Star-Shaped Biscuit

Star-Shaped Biscuit

Opera

2008 -2009

David Toop

Developed with support from a Jerwood Opera Writing Fellowship

Star-shaped Biscuit is an opera (composition and libretto, approx. 90 minutes) for three singers, five multi-instrumentalists and digital sound composition developed over four years, initially by a Jerwood Opera Writing Fellowship 2008-09.

The opera takes its title from a surrealist object. It emerged from initial research on writer and dandy Raymond Roussel, whose star-shaped box containing a fragment of a biscuit was acquired by Dora Maar, the opera’s protagonist. The development of the opera’s three characters was based on research into the lives, art and writing of photographer, painter and poet, Dora Maar, adventurer William Seabrook and novelist Vernon Lee. Toop investigated the technique of libretto writing selecting short extracts from existing texts by a wide variety of writers to convey fragmented memories and concurrent histories.

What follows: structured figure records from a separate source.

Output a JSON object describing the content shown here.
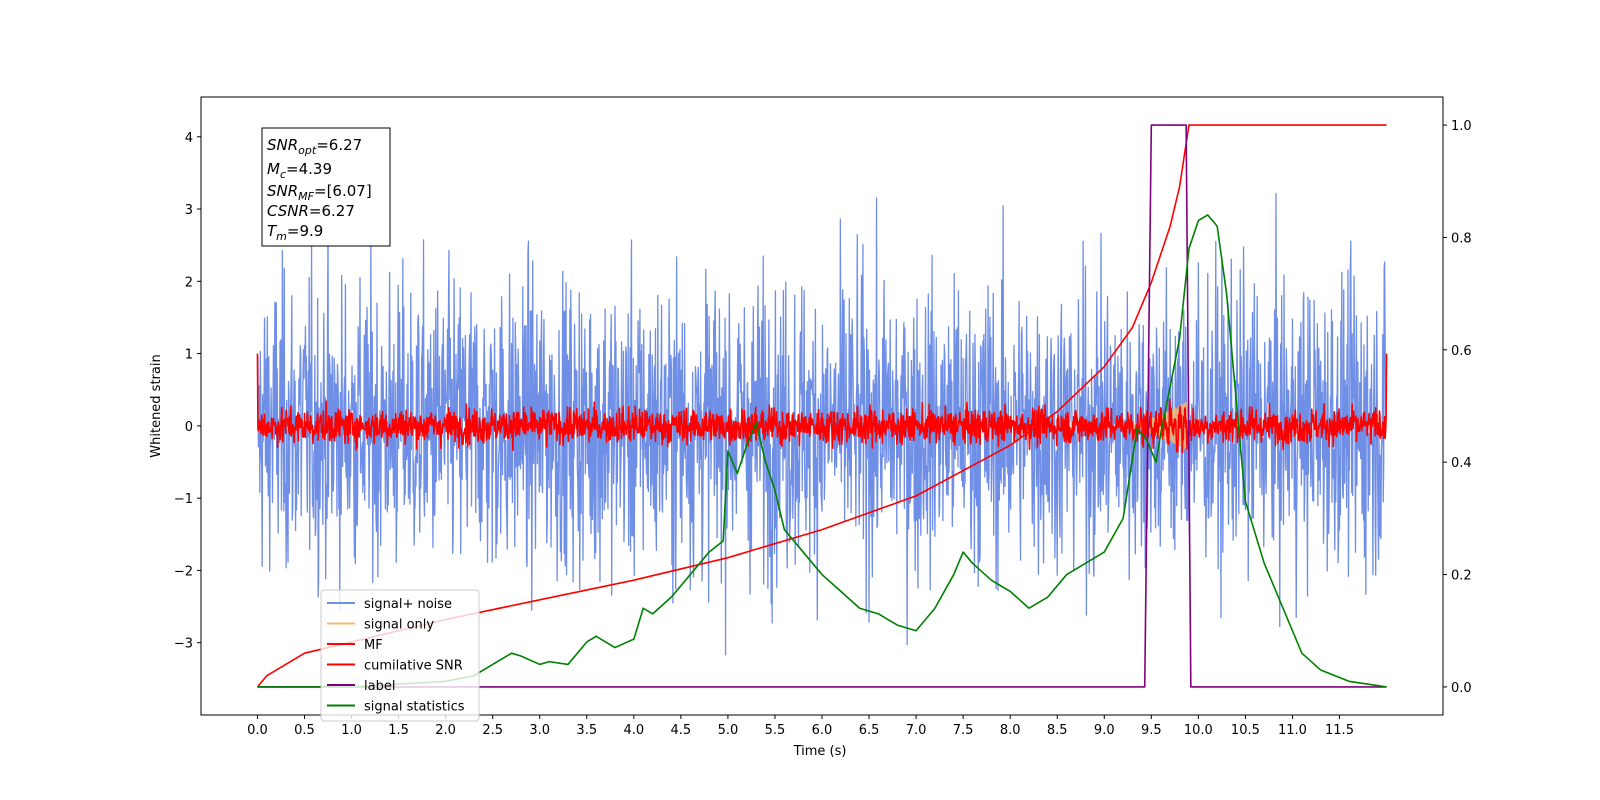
{
  "chart_data": {
    "type": "line",
    "title": "",
    "xlabel": "Time (s)",
    "ylabel": "Whitened strain",
    "ylabel_right": "",
    "xlim": [
      -0.6,
      12.6
    ],
    "ylim": [
      -4.0,
      4.55
    ],
    "ylim_right": [
      -0.05,
      1.05
    ],
    "x_ticks": [
      "0.0",
      "0.5",
      "1.0",
      "1.5",
      "2.0",
      "2.5",
      "3.0",
      "3.5",
      "4.0",
      "4.5",
      "5.0",
      "5.5",
      "6.0",
      "6.5",
      "7.0",
      "7.5",
      "8.0",
      "8.5",
      "9.0",
      "9.5",
      "10.0",
      "10.5",
      "11.0",
      "11.5"
    ],
    "y_ticks": [
      "−3",
      "−2",
      "−1",
      "0",
      "1",
      "2",
      "3",
      "4"
    ],
    "y_ticks_right": [
      "0.0",
      "0.2",
      "0.4",
      "0.6",
      "0.8",
      "1.0"
    ],
    "grid": false,
    "legend_position": "lower-left",
    "annotation": {
      "snr_opt": {
        "base": "SNR",
        "sub": "opt",
        "value": "=6.27"
      },
      "mc": {
        "base": "M",
        "sub": "c",
        "value": "=4.39"
      },
      "snr_mf": {
        "base": "SNR",
        "sub": "MF",
        "value": "=[6.07]"
      },
      "csnr": {
        "base": "CSNR",
        "sub": "",
        "value": "=6.27"
      },
      "tm": {
        "base": "T",
        "sub": "m",
        "value": "=9.9"
      }
    },
    "series": [
      {
        "name": "signal+ noise",
        "color": "#6f8ee6",
        "axis": "left",
        "kind": "noise",
        "std": 1.0,
        "x_range": [
          0,
          12.0
        ]
      },
      {
        "name": "signal only",
        "color": "#f5b971",
        "axis": "left",
        "kind": "chirp",
        "x_range": [
          9.2,
          9.9
        ]
      },
      {
        "name": "MF",
        "color": "#ff0000",
        "axis": "left",
        "kind": "noise",
        "std": 0.12,
        "x_range": [
          0,
          12.0
        ]
      },
      {
        "name": "cumilative SNR",
        "color": "#ff0000",
        "axis": "right",
        "kind": "curve",
        "x": [
          0.0,
          0.1,
          0.5,
          1.0,
          2.0,
          3.0,
          4.0,
          5.0,
          6.0,
          7.0,
          8.0,
          8.5,
          9.0,
          9.3,
          9.5,
          9.7,
          9.8,
          9.9,
          12.0
        ],
        "values": [
          0.0,
          0.02,
          0.06,
          0.08,
          0.12,
          0.155,
          0.19,
          0.23,
          0.28,
          0.34,
          0.43,
          0.49,
          0.57,
          0.64,
          0.72,
          0.82,
          0.89,
          1.0,
          1.0
        ]
      },
      {
        "name": "label",
        "color": "#800080",
        "axis": "right",
        "kind": "step",
        "x": [
          0.0,
          9.43,
          9.5,
          9.87,
          9.92,
          12.0
        ],
        "values": [
          0.0,
          0.0,
          1.0,
          1.0,
          0.0,
          0.0
        ]
      },
      {
        "name": "signal statistics",
        "color": "#008000",
        "axis": "right",
        "kind": "curve",
        "x": [
          0.0,
          1.0,
          2.0,
          2.3,
          2.5,
          2.7,
          2.8,
          3.0,
          3.1,
          3.3,
          3.5,
          3.6,
          3.8,
          4.0,
          4.1,
          4.2,
          4.4,
          4.6,
          4.8,
          4.95,
          5.0,
          5.1,
          5.2,
          5.3,
          5.4,
          5.5,
          5.6,
          5.8,
          6.0,
          6.2,
          6.4,
          6.6,
          6.8,
          7.0,
          7.2,
          7.4,
          7.5,
          7.6,
          7.8,
          8.0,
          8.2,
          8.4,
          8.6,
          8.8,
          9.0,
          9.2,
          9.35,
          9.45,
          9.55,
          9.6,
          9.8,
          9.9,
          10.0,
          10.1,
          10.2,
          10.3,
          10.5,
          10.7,
          10.9,
          11.1,
          11.3,
          11.6,
          12.0
        ],
        "values": [
          0.0,
          0.0,
          0.01,
          0.02,
          0.04,
          0.06,
          0.055,
          0.04,
          0.045,
          0.04,
          0.08,
          0.09,
          0.07,
          0.085,
          0.14,
          0.13,
          0.16,
          0.2,
          0.24,
          0.26,
          0.42,
          0.38,
          0.43,
          0.47,
          0.4,
          0.35,
          0.28,
          0.24,
          0.2,
          0.17,
          0.14,
          0.13,
          0.11,
          0.1,
          0.14,
          0.2,
          0.24,
          0.22,
          0.19,
          0.17,
          0.14,
          0.16,
          0.2,
          0.22,
          0.24,
          0.3,
          0.46,
          0.44,
          0.4,
          0.45,
          0.62,
          0.78,
          0.83,
          0.84,
          0.82,
          0.7,
          0.33,
          0.22,
          0.14,
          0.06,
          0.03,
          0.01,
          0.0
        ]
      }
    ]
  }
}
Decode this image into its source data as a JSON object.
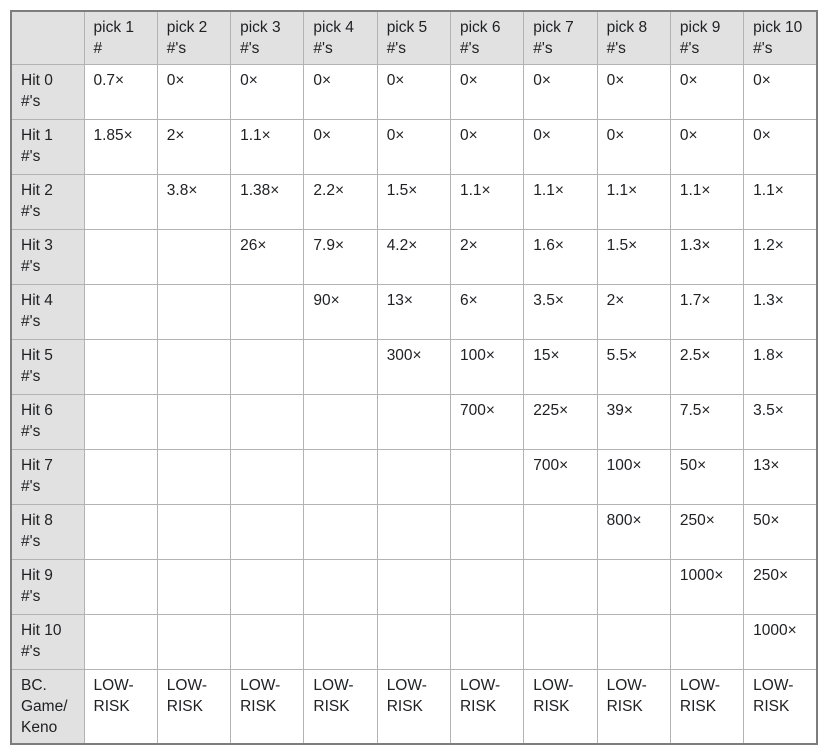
{
  "colors": {
    "header_bg": "#e1e1e1",
    "cell_bg": "#ffffff",
    "inner_border": "#b3b3b3",
    "outer_border": "#7d7d7d",
    "text": "#202124"
  },
  "table": {
    "corner": "",
    "col_headers": [
      "pick 1\n#",
      "pick 2\n#'s",
      "pick 3\n#'s",
      "pick 4\n#'s",
      "pick 5\n#'s",
      "pick 6\n#'s",
      "pick 7\n#'s",
      "pick 8\n#'s",
      "pick 9\n#'s",
      "pick 10\n#'s"
    ],
    "rows": [
      {
        "header": "Hit 0\n#'s",
        "cells": [
          "0.7×",
          "0×",
          "0×",
          "0×",
          "0×",
          "0×",
          "0×",
          "0×",
          "0×",
          "0×"
        ]
      },
      {
        "header": "Hit 1\n#'s",
        "cells": [
          "1.85×",
          "2×",
          "1.1×",
          "0×",
          "0×",
          "0×",
          "0×",
          "0×",
          "0×",
          "0×"
        ]
      },
      {
        "header": "Hit 2\n#'s",
        "cells": [
          "",
          "3.8×",
          "1.38×",
          "2.2×",
          "1.5×",
          "1.1×",
          "1.1×",
          "1.1×",
          "1.1×",
          "1.1×"
        ]
      },
      {
        "header": "Hit 3\n#'s",
        "cells": [
          "",
          "",
          "26×",
          "7.9×",
          "4.2×",
          "2×",
          "1.6×",
          "1.5×",
          "1.3×",
          "1.2×"
        ]
      },
      {
        "header": "Hit 4\n#'s",
        "cells": [
          "",
          "",
          "",
          "90×",
          "13×",
          "6×",
          "3.5×",
          "2×",
          "1.7×",
          "1.3×"
        ]
      },
      {
        "header": "Hit 5\n#'s",
        "cells": [
          "",
          "",
          "",
          "",
          "300×",
          "100×",
          "15×",
          "5.5×",
          "2.5×",
          "1.8×"
        ]
      },
      {
        "header": "Hit 6\n#'s",
        "cells": [
          "",
          "",
          "",
          "",
          "",
          "700×",
          "225×",
          "39×",
          "7.5×",
          "3.5×"
        ]
      },
      {
        "header": "Hit 7\n#'s",
        "cells": [
          "",
          "",
          "",
          "",
          "",
          "",
          "700×",
          "100×",
          "50×",
          "13×"
        ]
      },
      {
        "header": "Hit 8\n#'s",
        "cells": [
          "",
          "",
          "",
          "",
          "",
          "",
          "",
          "800×",
          "250×",
          "50×"
        ]
      },
      {
        "header": "Hit 9\n#'s",
        "cells": [
          "",
          "",
          "",
          "",
          "",
          "",
          "",
          "",
          "1000×",
          "250×"
        ]
      },
      {
        "header": "Hit 10\n#'s",
        "cells": [
          "",
          "",
          "",
          "",
          "",
          "",
          "",
          "",
          "",
          "1000×"
        ]
      },
      {
        "header": "BC.\nGame/\nKeno",
        "cells": [
          "LOW-\nRISK",
          "LOW-\nRISK",
          "LOW-\nRISK",
          "LOW-\nRISK",
          "LOW-\nRISK",
          "LOW-\nRISK",
          "LOW-\nRISK",
          "LOW-\nRISK",
          "LOW-\nRISK",
          "LOW-\nRISK"
        ]
      }
    ]
  }
}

A performance version of the work grew from a methodology using digital sound composition as a template for directed improvisation. This was explored through workshops supported by Aldeburgh Music 2009, 2012. The use of a digital sound composition as a basis for improvisation offered a unique technical approach to issues of notation in opera. It refined experimental approaches to directed improvisation first explored during Toop’s AHRC Research Fellowship 2005-2007, an investigation into the impact of digital technology on composition and improvisation.

The opera was first performed as a ‘Faster Than Sound’ project, Aldeburgh Music 2012.

Toop’s essay, ‘Star-shaped Biscuit: haunting, spells, a drowned world’ 2012, extends his research into strategies of using digital technology as a compositional template for improvisation.